Guildford is a town in Surrey, 28 miles southwest of the outskirts of London. It has a cathedral, a castle and a university. I've visited the university on several occasions for meetings but I've never visited the town itself but today, John and I decided we would visit the cathedral and the castle. We went by train as we both have senior rail cards and it meant we didn't have to worry about parking. I enjoyed the opportunity to view the countryside we went through rather than concentrating on the road. The cathedral and the castle are in opposite directions so we decided to start with the cathedral. Before leaving I'd taken Picasso for his yearly check up and vaccinations so we left late morning and were hungry by the time we got there but they had a very good café and we enjoyed a tasty lunch.
The Cathedral church of the Holy Spirit, usually just called Guildford Cathedral stands on land that was donated to it. Richard Onslow gave the original 6 acres and then Viscount Bennett, (click HERE for more information about him) who was Prime Minister of Canada between 1930 and 1935 bought the remaining land needed and donated it to the Cathedral in 1947. The Cathedral was designed by Edward Maufe ( more information HERE) and was built between 1936 and 1961. From the outside it isn't as pretty as older cathedrals because it's made of brick but it is impressive. The photo from the front doesn't show the tower.

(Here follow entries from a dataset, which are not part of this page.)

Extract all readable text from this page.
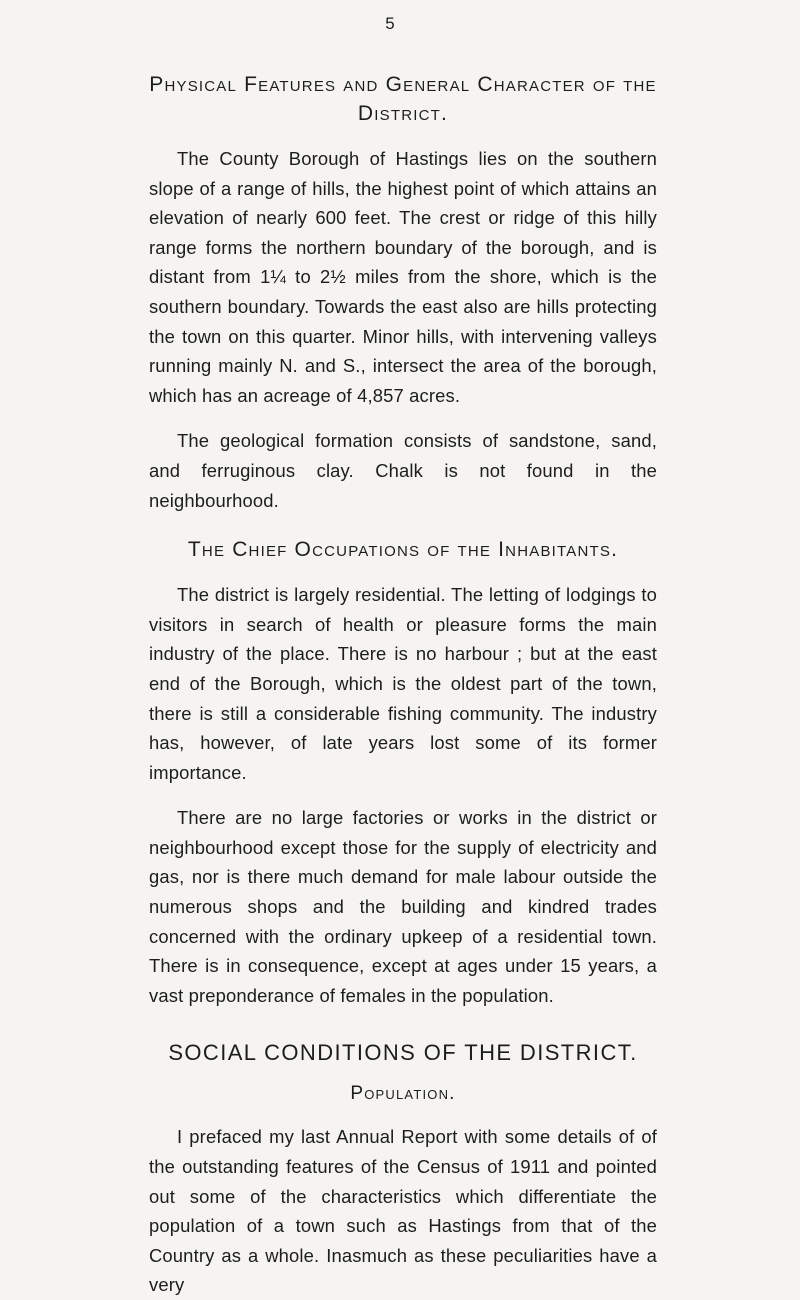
5

Physical Features and General Character of the
District.

The County Borough of Hastings lies on the southern slope of a range of hills, the highest point of which attains an elevation of nearly 600 feet. The crest or ridge of this hilly range forms the northern boundary of the borough, and is distant from 1¼ to 2½ miles from the shore, which is the southern boundary. Towards the east also are hills protecting the town on this quarter. Minor hills, with intervening valleys running mainly N. and S., intersect the area of the borough, which has an acreage of 4,857 acres.

The geological formation consists of sandstone, sand, and ferruginous clay. Chalk is not found in the neighbourhood.

The Chief Occupations of the Inhabitants.

The district is largely residential. The letting of lodgings to visitors in search of health or pleasure forms the main industry of the place. There is no harbour ; but at the east end of the Borough, which is the oldest part of the town, there is still a considerable fishing community. The industry has, however, of late years lost some of its former importance.

There are no large factories or works in the district or neighbourhood except those for the supply of electricity and gas, nor is there much demand for male labour outside the numerous shops and the building and kindred trades concerned with the ordinary upkeep of a residential town. There is in consequence, except at ages under 15 years, a vast preponderance of females in the population.

SOCIAL CONDITIONS OF THE DISTRICT.
Population.

I prefaced my last Annual Report with some details of of the outstanding features of the Census of 1911 and pointed out some of the characteristics which differentiate the population of a town such as Hastings from that of the Country as a whole. Inasmuch as these peculiarities have a very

One of the things I like to do when visiting places is to identify any textiles. Guildford Cathedral has a strong textile history. It is a former wool town and a feature of Guildford wool was its blue colour. The main colour in the Cathedral is blue with gold and red used along side it.
The next two embroideries adorned the pulpits.
The front on the High Altar was rather magnificent. Sir Edward Maufe designed a series of frontals for the High Altar which were made by the Broderers Guild in the early 1960's
I liked the embroidery on the frontal in the Lady Chapel.